И другое она поняла: теперь, как ни кинь, она и сама становилась невольно причастной к тому недоброму обману, к несправедливости, которая творилась рядом и могла случиться не сегодня-завтра. Жить так она не могла, а как надо жить, не знала.
Было воскресенье.
Пелагея проснулась рано, когда тихое утро только зародилось за окном. Лениво урчали голуби на подоконнике. Какое-то время она лежала, не открывая глаз, прислушиваясь к их недовольному бормотанию. Городских голубей она не любила: жадная, ленивая и никчёмная птица. И на старушек сердобольных, случалось, целыми батонами скармливающих этим прожорливым птицам белый хлеб, поглядывала с осуждением, думая не столько об этих птицах, сколько о хлебе: что легко достаётся, то легко и кидается. Но и старушек этих почему-то жалела: сами-то что голуби… От одинокости, от суеты городской к птицам льнут, не на кого, видать, доброту свою тратить.

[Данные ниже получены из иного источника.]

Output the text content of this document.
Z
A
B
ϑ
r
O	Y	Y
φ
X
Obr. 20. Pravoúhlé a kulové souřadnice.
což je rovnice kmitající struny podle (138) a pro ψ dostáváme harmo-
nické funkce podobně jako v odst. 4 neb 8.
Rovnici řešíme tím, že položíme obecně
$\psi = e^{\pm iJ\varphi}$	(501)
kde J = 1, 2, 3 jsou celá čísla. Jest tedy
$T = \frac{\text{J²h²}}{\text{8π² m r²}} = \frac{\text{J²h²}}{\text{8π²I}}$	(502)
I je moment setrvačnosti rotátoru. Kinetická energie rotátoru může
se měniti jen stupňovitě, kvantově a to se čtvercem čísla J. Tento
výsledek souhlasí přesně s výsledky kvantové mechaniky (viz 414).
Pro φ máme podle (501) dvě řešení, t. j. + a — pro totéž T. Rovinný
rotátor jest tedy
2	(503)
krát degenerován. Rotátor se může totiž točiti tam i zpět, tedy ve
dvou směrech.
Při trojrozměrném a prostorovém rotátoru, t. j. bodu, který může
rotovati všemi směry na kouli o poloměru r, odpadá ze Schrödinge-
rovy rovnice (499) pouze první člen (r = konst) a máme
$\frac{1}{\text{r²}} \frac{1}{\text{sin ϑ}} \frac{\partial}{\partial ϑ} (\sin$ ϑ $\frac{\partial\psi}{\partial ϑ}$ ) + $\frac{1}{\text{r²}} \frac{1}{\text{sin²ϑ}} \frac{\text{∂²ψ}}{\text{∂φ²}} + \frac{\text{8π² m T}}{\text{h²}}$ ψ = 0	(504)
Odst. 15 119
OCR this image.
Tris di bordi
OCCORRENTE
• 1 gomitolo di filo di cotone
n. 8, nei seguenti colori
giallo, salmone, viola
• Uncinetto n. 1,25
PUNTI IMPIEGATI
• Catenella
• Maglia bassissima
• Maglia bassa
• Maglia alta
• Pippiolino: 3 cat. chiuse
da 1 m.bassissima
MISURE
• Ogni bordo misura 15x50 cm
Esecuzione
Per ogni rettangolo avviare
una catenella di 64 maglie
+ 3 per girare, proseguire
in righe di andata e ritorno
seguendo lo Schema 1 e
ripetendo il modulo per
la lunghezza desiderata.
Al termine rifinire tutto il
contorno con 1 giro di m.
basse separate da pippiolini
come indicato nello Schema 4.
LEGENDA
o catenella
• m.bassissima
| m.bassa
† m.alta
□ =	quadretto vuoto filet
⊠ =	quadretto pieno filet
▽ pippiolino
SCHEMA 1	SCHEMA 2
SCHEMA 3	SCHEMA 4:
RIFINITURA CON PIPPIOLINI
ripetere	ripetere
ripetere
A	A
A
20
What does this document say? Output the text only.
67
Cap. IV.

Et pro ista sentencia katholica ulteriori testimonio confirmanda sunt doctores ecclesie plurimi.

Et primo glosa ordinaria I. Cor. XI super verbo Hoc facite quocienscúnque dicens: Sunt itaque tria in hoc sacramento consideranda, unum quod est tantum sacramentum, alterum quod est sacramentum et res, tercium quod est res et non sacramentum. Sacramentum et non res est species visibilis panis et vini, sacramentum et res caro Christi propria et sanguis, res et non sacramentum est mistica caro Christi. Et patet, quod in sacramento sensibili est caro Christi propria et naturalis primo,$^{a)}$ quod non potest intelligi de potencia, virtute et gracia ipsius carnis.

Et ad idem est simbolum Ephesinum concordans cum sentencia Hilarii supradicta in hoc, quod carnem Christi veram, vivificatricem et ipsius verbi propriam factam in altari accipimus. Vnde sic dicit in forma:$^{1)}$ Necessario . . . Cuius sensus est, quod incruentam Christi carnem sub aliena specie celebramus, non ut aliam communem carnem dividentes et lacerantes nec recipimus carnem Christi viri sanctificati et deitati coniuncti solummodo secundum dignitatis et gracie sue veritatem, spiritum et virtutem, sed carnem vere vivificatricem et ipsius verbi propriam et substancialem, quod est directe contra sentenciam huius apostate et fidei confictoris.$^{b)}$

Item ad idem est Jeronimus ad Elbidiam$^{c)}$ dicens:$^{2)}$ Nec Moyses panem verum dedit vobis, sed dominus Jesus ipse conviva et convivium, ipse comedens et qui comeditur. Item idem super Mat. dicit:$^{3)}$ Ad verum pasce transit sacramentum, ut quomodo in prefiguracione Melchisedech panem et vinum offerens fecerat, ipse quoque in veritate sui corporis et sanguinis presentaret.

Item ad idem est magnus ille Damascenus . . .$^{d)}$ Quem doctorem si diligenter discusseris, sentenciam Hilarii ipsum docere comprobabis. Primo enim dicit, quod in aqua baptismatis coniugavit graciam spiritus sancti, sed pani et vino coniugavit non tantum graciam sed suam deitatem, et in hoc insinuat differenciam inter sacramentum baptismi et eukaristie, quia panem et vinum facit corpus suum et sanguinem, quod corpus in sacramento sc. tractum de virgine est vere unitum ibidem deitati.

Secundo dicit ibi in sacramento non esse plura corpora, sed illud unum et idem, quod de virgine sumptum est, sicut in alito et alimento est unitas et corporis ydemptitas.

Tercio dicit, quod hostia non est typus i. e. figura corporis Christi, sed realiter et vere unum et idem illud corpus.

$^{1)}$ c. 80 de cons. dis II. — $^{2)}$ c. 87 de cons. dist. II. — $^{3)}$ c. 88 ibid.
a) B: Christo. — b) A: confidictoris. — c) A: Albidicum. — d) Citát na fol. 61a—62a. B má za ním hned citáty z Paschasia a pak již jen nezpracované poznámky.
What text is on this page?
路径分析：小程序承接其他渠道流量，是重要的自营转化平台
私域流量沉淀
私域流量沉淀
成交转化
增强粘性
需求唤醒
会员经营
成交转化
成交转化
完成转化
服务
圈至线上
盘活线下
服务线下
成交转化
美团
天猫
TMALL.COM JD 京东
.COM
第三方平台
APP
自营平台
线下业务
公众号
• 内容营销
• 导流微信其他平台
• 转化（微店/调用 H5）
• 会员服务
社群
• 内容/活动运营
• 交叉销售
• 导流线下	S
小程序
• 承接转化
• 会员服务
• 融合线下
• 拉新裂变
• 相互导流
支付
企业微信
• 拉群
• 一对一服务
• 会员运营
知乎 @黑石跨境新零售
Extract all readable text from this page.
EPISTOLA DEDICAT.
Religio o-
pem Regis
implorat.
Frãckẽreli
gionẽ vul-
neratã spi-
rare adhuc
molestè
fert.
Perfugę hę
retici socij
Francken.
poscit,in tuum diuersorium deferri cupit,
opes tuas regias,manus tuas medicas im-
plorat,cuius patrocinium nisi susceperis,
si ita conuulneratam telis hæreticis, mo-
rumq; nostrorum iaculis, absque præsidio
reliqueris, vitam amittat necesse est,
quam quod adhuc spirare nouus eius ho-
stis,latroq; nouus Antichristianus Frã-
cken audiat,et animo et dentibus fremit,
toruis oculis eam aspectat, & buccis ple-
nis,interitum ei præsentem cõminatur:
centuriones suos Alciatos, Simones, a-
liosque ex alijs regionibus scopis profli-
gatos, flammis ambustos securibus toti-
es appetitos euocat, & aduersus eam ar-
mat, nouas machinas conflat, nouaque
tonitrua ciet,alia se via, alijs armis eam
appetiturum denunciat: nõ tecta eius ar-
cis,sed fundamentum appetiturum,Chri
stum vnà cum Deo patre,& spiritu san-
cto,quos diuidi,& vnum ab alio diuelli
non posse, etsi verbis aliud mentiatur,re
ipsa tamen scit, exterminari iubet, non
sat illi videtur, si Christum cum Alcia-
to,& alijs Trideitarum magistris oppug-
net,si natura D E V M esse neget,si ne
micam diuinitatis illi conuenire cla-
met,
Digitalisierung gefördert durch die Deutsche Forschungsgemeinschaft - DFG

Рядом, в деревянной кроватке, точно боровок в клетушке, сладко посапывал Мишка. Боясь разжалобиться невзначай, Пелагея наказала себе не думать о нём, взялась настраиваться на другое — на то, о чём вчера сговорилась сама с собой. Оставалось только ждать. И она ждала.
По выходным молодые спали долго. Но вот наконец услышала Пелагея: Фёдор поднялся, заходил за стеной. Потом электробритва его заверещала. Скоро и Клавдия загремела на кухне посудой. Перевалившись со спины на живот, Мишка забормотал что-то спросонья, потом подобрал под себя коленки, поднял попку домиком…
«Эх ты, — не удержала вздоха Пелагея, — золотая моя головушка! Подымался бы поскорей, становился на ноги да не теснил бы, родимой, других, которые рядом по земле ходят».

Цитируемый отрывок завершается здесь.